Latest food scandal in China as 50 factories busted for dangerous counterfeit food products

Hazardous chemicals and leftovers were found in fake Nestle branded goods

Manufacturers in Duliu township in Northern China's Tianjin Municipality were allegedly found to be producing counterfeit brands of food seasoning, such as Nestle and Totole, worth more  than 1 billion yaun (€135 million).

In the latest food scandal to occur in China, at least 50 plants were counterfeiting the products, with one manufacturer revealing to The Beijing News that they have all the popular seasoning brands, including Totole's granulated chicken flavor soup base mix, Nestle's Maggi cooking sauce and Wang Shouyi Shi San Xiang's multi-flavoured spice.

The counterfeit soy sauce is made from industrial salt, artificial colouring and food additives and tap water, the report said.

"Industrial salt is considered dangerous. It contains hazardous chemicals like nitrite - a carcinogen - and heavy metals, which harm the liver and kidney," said Liu Shaowei to The Global Times.
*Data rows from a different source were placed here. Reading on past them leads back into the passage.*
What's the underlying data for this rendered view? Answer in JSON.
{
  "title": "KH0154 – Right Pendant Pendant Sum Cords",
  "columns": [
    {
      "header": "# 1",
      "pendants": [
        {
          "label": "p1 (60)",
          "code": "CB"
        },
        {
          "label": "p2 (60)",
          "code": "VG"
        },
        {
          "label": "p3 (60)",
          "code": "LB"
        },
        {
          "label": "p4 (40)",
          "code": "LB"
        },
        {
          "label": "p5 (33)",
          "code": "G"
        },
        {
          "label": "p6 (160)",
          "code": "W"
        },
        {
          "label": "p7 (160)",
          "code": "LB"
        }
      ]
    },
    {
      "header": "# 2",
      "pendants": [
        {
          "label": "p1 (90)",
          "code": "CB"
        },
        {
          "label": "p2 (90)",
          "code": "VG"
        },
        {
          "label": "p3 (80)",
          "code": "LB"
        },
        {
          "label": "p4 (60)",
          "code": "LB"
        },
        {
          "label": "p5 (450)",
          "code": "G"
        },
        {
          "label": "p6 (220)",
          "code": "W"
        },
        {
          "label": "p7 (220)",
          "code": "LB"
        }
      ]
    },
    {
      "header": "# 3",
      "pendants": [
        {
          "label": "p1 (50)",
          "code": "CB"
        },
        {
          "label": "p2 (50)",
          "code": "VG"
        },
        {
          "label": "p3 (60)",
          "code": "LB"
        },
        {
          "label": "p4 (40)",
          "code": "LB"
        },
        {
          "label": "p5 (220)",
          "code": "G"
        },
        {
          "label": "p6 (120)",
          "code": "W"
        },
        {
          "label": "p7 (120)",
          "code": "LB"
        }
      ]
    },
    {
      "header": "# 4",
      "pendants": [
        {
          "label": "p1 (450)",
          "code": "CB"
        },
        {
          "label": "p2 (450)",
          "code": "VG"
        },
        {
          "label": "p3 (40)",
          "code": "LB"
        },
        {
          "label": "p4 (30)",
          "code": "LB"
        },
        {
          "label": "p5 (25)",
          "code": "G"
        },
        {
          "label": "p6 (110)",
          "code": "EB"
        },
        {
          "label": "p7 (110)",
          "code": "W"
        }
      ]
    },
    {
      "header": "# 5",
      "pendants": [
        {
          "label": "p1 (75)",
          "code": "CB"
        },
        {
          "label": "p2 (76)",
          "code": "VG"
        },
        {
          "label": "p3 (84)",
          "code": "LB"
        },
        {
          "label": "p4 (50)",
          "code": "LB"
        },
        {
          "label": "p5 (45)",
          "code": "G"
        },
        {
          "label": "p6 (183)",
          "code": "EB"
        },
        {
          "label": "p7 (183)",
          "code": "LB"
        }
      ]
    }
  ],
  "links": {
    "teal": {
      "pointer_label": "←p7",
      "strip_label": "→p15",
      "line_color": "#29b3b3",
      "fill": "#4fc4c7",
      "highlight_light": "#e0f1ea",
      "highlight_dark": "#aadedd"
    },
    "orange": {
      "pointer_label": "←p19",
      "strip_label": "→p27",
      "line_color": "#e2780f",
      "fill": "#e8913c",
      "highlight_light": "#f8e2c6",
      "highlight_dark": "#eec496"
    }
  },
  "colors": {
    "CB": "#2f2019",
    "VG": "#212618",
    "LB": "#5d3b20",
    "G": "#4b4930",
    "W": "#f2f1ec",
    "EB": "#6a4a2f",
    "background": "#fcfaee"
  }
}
The report also said that after being used by other factories nearby that are making sunflower seeds, leftover star anise, Sichuan pepper and fennel are dried, grounded, processed and labelled as the multi-flavoured spice to be sold.

The packaging of the fake products is the exact same as authentic ones, down to the font size and colour, and even the QR codes. Production of the products is thought to have been in effect for almost a decade.

The counterfeit products are believed to have been purchased by lower-level wholesalers for consumption in restaurants and smaller supermarkets, with no indication that any of the goods have been exported outside of China.

A sampling inspection conducted by the China Food and Drug Administration for the upcoming Spring Festival shows six batches of 11 types of food, including meat, edible oil, beverages, dairy products, fruits and wine failed, with 1,392 batches passing the inspection, China News Service reported on Monday.

This scandal comes as the latest in a string of many in recent years, with previous incidents including infant milk tainted with the industrial chemical melamine, which left 6 infants dead and up to 300,000 ill in 2008 and the revelation in 2010 that one in ten meals in China were cooked using recycled oil scavenged from sewerage drains.

Officials from the Food and Drug Administration are currently investigating the counterfeit products.